Admitindo esta última proposição, a terceira parte do ensaio, intitulada “A questão da ficção”, expõe a capacidade, bastante variável em suas possibilidades, de a ficção relacionar-se com os limites do que seria o real, o verdadeiro ou o mentiroso. Nesse sentido, Gutiérrez aprofunda eexploraas indeterminaçõesda hibridez ficcional com o auxílio de teóricos, críticos e professores como Catherine Gallagher, Jacques Rancière, Luiz Costa Lima, Cedomil Goic, Reinaldo Laddaga, Josefina Ludmer, Diana Klinger, Alberto Giordano, Luz Horne e Florencia Garramuño.

As duas partes subsequentes do ensaio especificam certas estratégias alcançadas pelas formas híbridas para transmitirem ao leitor a sensação de sair de seus próprios limites, recorrendo a efeitos de realidade no interior da própria ficção. Em “Fernando Vallejo e a questão autobiográfica”, Gutiérrez apresenta a obra deste escritor que, com exceção do primeiro livro, Logoi: una gramática de llenguaje literario, giraria em torno dos mesmos temas, como a infância, a família,os amantes do escritor, suas viagens, trabalhos e obsessões, sem, no entanto, ser completamente autobiográfica. São, justamente, as objeções ao autobiográfico, ao autoficcional e ao biográfico – mas que guardam, ainda assim, e paradoxalmente, certa pretensão de realidade ou de verdade – que interessam a Gutiérrez e são por ele descritas. “Alberto Mussa e o romance-ensaio”, quinta parte de Formas Híbridas, detém-se sobretudo no texto O movimento pendular, descrito como um romance no qual o autor brasileiro transita por gêneros que possuiriam certa “pretensão de verdade” como o ensaio e o tratado, especialmente o tratado matemático. Gutiérrez não deixa de assinalar que o diálogo com a autobiografia, no caso de Vallejo, assim como com o ensaio e o tratado, no de Mussa, abrem uma reflexão sobre o esgotamento formal do romance e as possibilidades de sua renovação. Um questionamento que também permearia a obra do escritor espanhol Vila-Matas, apresentado na sexta parte do ensaio, chamada “Enrique Vila-Matas e a crítica literária como ficção”. Nela, abordam-se os modos de apropriação ficcional de registros que seriam típicos da história, da crítica e da teoria literária a partir de Bartleby y compañía que, como outros textos deste escritor, manifestariam uma indiferença em relação aos limites genéricos e, apesar disso, seriam construídos com base nessa mesma indeterminação.

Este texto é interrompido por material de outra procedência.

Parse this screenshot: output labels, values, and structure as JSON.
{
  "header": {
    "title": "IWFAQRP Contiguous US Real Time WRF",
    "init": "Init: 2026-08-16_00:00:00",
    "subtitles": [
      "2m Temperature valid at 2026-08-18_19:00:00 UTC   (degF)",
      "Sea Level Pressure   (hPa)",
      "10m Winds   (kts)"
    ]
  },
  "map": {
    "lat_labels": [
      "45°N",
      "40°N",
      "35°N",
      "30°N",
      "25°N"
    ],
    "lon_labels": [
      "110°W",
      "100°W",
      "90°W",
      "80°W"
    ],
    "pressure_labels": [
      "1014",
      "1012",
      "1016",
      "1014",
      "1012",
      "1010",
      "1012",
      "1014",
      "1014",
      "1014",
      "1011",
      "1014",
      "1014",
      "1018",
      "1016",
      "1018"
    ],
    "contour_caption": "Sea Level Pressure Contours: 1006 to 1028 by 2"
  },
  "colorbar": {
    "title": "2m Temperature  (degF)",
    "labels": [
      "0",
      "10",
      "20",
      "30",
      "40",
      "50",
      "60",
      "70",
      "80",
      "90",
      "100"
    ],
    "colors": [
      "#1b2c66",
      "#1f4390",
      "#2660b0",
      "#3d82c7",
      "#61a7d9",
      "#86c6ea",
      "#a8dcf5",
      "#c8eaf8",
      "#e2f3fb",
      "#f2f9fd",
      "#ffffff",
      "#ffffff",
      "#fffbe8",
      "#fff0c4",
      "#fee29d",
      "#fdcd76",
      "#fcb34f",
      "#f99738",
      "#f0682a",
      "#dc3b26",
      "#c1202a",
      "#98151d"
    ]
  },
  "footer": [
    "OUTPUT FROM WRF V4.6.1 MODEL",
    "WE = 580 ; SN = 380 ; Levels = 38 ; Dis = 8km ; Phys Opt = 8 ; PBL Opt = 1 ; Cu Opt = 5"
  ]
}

Nas considerações finais, Gutiérrez conclui que do ponto de vista do passado, as formas híbridas são herdeiras de uma tradição autorreflexiva e metaliterária. Do ponto de vista do presente, podem denunciar uma desestabilização dos pactos de leitura romanesca e indicar um retorno da figura do autor, que embora não seja inteiramente autobiográfica, superaria a crença de que as experiências autênticas do “eu” não podem ser abarcadas pela ficção. Por fim, Gutiérrez sugere que as formas híbridas possam sempre ter estado presentes entre nós, mas que o seu lugar destacado ou mesmo supervalorizado diz respeito a um anseio, colocado em cena pela crítica, que teria encontrado nesses tipos de narração uma maneira de veicular a busca por um “núcleo duro do real”, num mundo governando pelos simulacros e a superabundância de imagens.

A pertinência das questões levantadas por Gutiérrez a respeito da contemporaneidade, de um estado atual da literatura e de seus debates mais prementes, a agudeza de um tratamento que enfrenta com leveza a dificuldade de registros relativamente indefinidos e ambíguos, além da forma com que cada uma das obras selecionadas pelo estudo aparece particularizada, fazem de Formas híbridas um belo ensaio de intervenção crítica no panorama atual da literatura latino-americana. Sua leitura é, nesse sentido, altamente recomendável.